IMO a much more direct limiter of our current computing capability is lack of manufacturing ability, and heat. We were lucky that transistors were so amenable to lithography as a concept, that they work so well in 2D and as a surface feature, as that is what drove our advances the past 100 years and enabled computing to be such a normal thing. The combination of a "Solid state" effect, the electric force having very convenient properties, and lithography being so amenable to scaling things in various directions is how we got here.
But lithography doesn't scale into 3D. We've been hacking around that by doing more layers but that scales awfully, has very strict limitations, and makes the heat problem infinitely worse, to the point of making it impossible to work around.
If we could assemble things atom by atom exactly how we want, we could vastly improve our theory and practice, and build really intricate processor chunks with effective cooling channels or something, and computing would scale so much more. Maybe. Maybe some other problem would suddenly start dominating in that world.
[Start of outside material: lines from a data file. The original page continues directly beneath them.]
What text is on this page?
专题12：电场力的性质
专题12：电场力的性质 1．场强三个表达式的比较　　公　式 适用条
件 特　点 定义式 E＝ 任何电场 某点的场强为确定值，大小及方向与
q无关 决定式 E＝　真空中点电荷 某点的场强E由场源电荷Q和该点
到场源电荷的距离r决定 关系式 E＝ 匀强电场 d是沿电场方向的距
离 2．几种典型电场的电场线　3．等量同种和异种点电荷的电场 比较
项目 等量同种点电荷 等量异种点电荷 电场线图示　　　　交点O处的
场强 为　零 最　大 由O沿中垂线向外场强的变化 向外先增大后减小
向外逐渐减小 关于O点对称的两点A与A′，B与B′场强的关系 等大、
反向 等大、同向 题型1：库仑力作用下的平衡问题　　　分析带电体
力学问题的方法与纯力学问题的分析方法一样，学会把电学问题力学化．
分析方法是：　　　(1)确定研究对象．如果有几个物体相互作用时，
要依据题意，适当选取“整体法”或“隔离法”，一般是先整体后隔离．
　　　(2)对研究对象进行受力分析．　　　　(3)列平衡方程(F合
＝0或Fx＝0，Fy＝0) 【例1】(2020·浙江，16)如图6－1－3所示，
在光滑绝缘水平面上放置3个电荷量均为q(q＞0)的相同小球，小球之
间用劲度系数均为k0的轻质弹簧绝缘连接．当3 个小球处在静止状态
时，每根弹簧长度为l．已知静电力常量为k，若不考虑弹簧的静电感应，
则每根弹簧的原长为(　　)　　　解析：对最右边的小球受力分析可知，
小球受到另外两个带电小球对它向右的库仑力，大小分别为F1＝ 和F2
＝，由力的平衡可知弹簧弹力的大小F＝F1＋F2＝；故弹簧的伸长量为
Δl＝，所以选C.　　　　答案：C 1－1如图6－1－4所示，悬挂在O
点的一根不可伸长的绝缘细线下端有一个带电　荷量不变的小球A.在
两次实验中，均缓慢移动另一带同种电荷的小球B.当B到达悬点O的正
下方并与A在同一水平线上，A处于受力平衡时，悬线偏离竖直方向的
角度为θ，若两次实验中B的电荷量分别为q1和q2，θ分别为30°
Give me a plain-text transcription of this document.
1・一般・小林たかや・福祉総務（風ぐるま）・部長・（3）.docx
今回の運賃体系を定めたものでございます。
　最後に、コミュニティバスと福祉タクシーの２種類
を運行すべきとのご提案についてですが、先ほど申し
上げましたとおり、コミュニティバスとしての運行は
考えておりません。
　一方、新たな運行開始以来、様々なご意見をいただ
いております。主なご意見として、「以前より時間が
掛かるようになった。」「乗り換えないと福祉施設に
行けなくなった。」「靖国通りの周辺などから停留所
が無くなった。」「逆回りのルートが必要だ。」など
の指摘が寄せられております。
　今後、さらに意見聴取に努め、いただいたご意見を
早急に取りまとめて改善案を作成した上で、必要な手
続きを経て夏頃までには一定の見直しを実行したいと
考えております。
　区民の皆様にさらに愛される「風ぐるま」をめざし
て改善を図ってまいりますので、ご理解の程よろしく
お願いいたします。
Biology literally is nanotechnology, but it takes massive tradeoffs in exchange. It might never be possible to manufacture, at scale, stuff atom by atom. The Universe doesn't promise us infinite progress in technology. Quite the opposite.
The issue with “just” photons and electrons is that you need something else to force them to behave like you want. And photons are large and non-interacting, really the opposite of what you want for computing. Great for communications of course.
what matters is the size of the pumbing
https://en.wikipedia.org/wiki/Exotic_matter
I always thought the true limit was the Planck length against which an atom is giant. There's a whole zoo of sub-atomic particles but I don't think we know how (or if) we can apply those for practical computing.